While the physical effects of multiple sclerosis are challenging for all multiple sclerosis (MS) patients, they can be particularly challenging for pregnant women. Muscle weakness and coordination problems may increase the risk of falling. There is also a chance of serious fatigue. If the pregnant person with MS is dependent on a wheelchair, the risk of urinary tract infections may increase.
But how pregnancy may affect the pathophysiology of MS is not entirely clear. A number of studies suggest that pregnancy is associated with a decrease in the demyelination of neurons in the central nervous system that characterizes MS and the postpartum period with an increase.
Complicating the question of whether pregnancy is protective is MS treatment and how discontinuing medication increases the risk of a relapse.
Results of a study recently reported in JAMA Network Open showed that about 11% of the pregnant people with MS who stopped taking natalizumab — sold under Tysabri and other brand names — had significant relapse-related disability a year after giving birth.
The researchers’ analysis found that neither restarting the drug shortly after delivery nor breastfeeding was associated with protection against disability, although there was evidence the restarting in the postpartum period might help fend off some relapses (it lowered the annualized relapse rate, a measure an MS patient's average number of attacks per year).
But the German research team led by Kerstin Hellwig, M.D., did not rule out people who are pregnant who have MS quitting natalizumab. Their takeaway is that the findings suggest that they be informed about the risk. They also call for more research,
MS relapse and disability progression risk during pregnancy and postpartum is higher in women who received natalizumab before pregnancy, Hellwig wrote. “Case reports of severe disease reactivation and rebound up to death in the context of pregnancy planning have been reported. These cases are concerning, yet the magnitude of this risk is still unknown,” wrote Hellwig and her colleagues.
As a result, the researcher set out to better understand whether natalizumab cessation before or during the first trimester of pregnancy is associated with MS relapse occurrence and relapse-related disability. The study included 255 women with 274 pregnancies. In 85 of those pregnancies, the women stopped taking natalizumab before they were pregnant. In the 189 other pregnancies, they stopped taking the drug during the first trimester.

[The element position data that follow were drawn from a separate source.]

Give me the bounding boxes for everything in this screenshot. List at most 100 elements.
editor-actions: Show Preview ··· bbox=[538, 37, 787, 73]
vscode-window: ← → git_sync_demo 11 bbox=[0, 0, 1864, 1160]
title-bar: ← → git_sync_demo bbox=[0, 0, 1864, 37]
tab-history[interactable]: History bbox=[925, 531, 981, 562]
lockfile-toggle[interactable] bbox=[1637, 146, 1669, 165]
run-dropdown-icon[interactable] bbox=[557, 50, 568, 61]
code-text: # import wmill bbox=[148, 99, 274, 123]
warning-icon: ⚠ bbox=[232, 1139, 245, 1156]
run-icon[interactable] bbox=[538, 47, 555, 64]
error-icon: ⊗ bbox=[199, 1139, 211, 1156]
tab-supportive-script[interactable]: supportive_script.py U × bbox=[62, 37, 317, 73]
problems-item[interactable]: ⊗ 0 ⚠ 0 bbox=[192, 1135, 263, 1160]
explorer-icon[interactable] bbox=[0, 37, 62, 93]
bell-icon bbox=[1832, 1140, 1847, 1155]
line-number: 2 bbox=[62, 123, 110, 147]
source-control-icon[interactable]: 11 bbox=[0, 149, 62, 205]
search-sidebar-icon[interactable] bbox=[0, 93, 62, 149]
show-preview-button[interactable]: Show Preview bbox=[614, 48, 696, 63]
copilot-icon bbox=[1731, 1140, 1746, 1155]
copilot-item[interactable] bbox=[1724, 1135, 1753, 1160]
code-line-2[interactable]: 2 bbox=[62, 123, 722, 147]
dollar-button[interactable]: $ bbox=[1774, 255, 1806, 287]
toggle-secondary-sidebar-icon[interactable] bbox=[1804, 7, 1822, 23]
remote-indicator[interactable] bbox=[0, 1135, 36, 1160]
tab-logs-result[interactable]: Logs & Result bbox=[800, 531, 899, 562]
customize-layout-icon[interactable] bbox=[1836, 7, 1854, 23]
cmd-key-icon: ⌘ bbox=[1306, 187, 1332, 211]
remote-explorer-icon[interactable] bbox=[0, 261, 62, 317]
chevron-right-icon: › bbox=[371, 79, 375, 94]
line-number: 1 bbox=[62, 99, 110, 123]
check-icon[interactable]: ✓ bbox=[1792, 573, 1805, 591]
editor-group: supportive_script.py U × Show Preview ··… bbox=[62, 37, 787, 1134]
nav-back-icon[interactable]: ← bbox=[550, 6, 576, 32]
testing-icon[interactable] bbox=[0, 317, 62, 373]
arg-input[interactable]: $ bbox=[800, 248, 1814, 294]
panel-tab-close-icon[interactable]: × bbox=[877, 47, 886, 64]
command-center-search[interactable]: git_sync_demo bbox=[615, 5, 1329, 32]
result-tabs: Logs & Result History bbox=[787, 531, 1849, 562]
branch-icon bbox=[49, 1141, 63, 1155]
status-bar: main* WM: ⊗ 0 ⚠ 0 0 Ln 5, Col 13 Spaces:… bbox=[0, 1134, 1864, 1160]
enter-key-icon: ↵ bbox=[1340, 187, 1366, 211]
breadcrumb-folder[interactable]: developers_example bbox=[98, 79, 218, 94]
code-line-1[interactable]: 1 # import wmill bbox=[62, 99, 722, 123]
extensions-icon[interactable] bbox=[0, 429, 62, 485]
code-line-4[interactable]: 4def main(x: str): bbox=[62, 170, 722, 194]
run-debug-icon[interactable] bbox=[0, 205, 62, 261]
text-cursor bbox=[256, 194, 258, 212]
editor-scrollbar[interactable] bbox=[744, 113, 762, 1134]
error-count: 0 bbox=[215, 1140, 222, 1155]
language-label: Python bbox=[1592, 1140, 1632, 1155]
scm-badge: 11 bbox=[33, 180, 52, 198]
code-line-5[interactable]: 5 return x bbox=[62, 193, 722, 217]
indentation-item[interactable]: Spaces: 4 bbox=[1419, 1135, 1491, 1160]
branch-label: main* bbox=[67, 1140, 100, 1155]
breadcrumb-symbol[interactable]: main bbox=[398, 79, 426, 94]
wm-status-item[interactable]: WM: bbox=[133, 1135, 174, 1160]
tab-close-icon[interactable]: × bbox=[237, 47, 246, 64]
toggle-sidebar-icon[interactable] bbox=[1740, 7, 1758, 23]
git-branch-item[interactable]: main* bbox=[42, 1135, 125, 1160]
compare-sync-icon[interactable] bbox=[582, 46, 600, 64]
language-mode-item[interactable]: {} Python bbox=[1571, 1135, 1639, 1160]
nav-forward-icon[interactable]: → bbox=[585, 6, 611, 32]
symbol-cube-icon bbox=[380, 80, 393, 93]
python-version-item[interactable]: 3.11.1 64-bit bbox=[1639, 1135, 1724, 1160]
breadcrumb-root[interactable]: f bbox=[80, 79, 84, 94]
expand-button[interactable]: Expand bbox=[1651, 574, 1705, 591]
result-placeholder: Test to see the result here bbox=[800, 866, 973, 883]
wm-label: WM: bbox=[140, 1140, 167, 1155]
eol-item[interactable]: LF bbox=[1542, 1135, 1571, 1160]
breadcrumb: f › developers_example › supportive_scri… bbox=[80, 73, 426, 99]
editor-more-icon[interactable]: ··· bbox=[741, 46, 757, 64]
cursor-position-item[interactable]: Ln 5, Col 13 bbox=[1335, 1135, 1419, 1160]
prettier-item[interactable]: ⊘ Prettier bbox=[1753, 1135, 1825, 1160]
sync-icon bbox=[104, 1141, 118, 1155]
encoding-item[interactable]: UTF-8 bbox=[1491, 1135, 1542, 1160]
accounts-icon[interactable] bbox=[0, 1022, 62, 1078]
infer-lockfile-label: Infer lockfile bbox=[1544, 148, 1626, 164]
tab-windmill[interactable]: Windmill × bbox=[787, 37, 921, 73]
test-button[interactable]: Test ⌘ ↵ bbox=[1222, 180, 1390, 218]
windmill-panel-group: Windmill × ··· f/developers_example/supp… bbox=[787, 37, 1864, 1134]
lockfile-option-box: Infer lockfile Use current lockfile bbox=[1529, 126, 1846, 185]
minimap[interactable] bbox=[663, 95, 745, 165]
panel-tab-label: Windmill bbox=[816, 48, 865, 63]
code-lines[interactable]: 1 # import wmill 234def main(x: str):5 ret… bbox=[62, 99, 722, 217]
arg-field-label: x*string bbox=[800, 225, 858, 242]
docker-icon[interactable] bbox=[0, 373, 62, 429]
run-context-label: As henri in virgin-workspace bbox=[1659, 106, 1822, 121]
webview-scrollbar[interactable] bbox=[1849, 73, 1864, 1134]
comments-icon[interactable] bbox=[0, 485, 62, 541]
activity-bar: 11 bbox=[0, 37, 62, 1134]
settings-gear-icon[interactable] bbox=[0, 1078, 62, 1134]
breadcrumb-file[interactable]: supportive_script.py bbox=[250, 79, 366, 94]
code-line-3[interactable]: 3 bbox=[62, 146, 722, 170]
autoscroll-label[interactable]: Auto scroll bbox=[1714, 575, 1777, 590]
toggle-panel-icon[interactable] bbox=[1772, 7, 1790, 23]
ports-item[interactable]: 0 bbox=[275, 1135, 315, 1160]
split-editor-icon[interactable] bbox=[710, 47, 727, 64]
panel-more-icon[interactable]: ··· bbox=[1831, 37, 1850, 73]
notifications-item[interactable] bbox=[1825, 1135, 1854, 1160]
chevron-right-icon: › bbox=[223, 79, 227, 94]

During pregnancy and the postpartum year, relapses were reported in two-thirds of the pregnancies (183 of 274), severe relapses in about 1 in 6 (44 of 274) and and potentially life-threatening relapses in three pregnancies, according to the findings that Hellwig and her team reported in the Jan. 24, 2022, issue of JAMA Network Open.
They also found that a higher proportion of women who stopped taking natalizumab before pregnancy (41 of 85, or 48%) had at least one relapse than those who stopped taking the drug during the first trimester (69 of 189, or 36%).
The timing of when the women who quit natalizumab during the first trimester also seemed to make a difference. Hellwig and her team found that the 67 women who quit the drug after they were pregnant who didn’t have relapses stopped taking natalizumab earlier in the first trimester compared with those who experienced relapses.
The risk of any relapse in Hellwig and team’s study was similar to that of smaller studies of natalizumab withdrawal for pregnancy (39.8% vs 29%-36.5%).
Another finding from the study was that pregnancy did not reduce the risk of relapse even after accounting for other risk factors. This finding is new, the researchers note, as previous studies did not model pregnancy as a time-dependent covariate,” they wrote.